Articolo 117, comma 2, CdS: “I titolari di patente di guida di categoria B, durante i primi tre anni dal conseguimento, non possono guidare veicoli con potenza specifica superiore a 55 kW per tonnellata o potenza massima superiore a 70 kW, salvo che siano accompagnati da persona di età non inferiore a 25 anni, munita di patente di guida valida per la stessa categoria da almeno 10 anni.”
Posso guidare un’auto potente senza accompagnatore se ho più di 3 anni di patente?
Sì, ma attenzione: se hai preso la patente B da meno di 3 anni, sei ancora neopatentato. I tre anni si contano dalla data di rilascio della patente. Se hai fatto la patente a 18 anni, diventi “libero” a 21 anni. Ma se l’hai presa a 20, resti neopatentato fino a 23 anni.
Consigli pratici per i neopatentati
Se sei appena uscito dalla scuola guida, ecco qualche dritta:
- Scegli un’auto nei limiti – Molte citycar e utilitarie sono sotto i 70 kW. Se compri un’auto, controlla che sia adatta ai neopatentati.

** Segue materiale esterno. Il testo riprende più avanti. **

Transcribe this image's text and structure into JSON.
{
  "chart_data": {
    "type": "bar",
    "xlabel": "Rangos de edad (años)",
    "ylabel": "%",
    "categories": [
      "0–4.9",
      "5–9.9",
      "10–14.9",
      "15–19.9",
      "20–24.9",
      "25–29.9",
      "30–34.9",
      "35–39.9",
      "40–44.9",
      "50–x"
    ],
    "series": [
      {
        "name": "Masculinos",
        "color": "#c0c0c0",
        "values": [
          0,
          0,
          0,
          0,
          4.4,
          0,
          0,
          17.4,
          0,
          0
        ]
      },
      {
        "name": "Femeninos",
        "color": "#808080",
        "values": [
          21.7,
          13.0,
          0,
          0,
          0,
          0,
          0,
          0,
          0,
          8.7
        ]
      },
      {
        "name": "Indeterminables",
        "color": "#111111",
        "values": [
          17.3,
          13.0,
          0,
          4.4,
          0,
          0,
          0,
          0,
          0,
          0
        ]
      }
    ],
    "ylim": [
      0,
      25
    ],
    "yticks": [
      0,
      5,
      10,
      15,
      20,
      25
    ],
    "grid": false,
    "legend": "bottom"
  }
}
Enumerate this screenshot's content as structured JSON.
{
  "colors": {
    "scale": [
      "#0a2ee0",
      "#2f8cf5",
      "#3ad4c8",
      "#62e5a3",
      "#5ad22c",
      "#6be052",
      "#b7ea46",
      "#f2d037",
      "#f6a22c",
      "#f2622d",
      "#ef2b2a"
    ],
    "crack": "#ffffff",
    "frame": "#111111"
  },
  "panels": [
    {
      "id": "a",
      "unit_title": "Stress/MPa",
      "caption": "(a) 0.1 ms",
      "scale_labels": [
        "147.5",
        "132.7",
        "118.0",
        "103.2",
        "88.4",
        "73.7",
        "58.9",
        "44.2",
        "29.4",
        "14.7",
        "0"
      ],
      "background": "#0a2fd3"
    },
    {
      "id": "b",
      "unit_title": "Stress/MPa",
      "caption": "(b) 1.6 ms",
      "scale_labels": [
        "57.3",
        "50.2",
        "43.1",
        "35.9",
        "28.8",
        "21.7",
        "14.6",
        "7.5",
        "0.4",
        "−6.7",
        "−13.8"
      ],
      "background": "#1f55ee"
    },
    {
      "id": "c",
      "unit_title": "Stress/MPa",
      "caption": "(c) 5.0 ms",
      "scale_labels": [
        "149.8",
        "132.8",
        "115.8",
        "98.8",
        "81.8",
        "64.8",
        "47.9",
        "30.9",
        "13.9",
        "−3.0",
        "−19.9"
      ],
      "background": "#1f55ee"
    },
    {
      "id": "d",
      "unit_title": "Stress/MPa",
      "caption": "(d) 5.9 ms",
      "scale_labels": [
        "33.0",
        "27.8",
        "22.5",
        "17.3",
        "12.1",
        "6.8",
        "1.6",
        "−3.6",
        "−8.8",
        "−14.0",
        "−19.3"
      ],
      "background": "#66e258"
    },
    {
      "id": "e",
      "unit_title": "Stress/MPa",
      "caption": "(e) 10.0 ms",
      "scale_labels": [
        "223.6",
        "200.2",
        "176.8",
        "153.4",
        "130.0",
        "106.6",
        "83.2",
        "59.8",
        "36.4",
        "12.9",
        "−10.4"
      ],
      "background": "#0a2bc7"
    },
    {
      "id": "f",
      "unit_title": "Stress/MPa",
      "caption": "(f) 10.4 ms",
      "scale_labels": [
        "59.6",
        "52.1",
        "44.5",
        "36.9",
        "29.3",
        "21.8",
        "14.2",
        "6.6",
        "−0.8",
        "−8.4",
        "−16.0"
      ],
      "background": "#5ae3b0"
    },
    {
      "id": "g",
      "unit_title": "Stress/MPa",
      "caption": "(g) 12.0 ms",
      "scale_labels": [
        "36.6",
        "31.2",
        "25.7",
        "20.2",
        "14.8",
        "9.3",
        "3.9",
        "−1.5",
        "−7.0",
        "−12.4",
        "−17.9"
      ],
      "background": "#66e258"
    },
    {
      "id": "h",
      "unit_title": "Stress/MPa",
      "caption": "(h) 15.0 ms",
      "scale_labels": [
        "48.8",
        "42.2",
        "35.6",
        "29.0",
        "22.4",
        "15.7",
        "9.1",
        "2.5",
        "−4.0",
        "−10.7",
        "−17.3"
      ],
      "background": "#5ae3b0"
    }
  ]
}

- Non fidarti del libretto – A volte il libretto riporta potenze diverse. Controlla sempre il rapporto peso/potenza.
- L’accompagnatore non è un lusso – Se hai un’auto potente, avere un accompagnatore esperto può anche aiutarti a migliorare la guida.
- Attenzione ai punti – Se perdi punti per guida senza accompagnatore, rischi di dover rifare l’esame.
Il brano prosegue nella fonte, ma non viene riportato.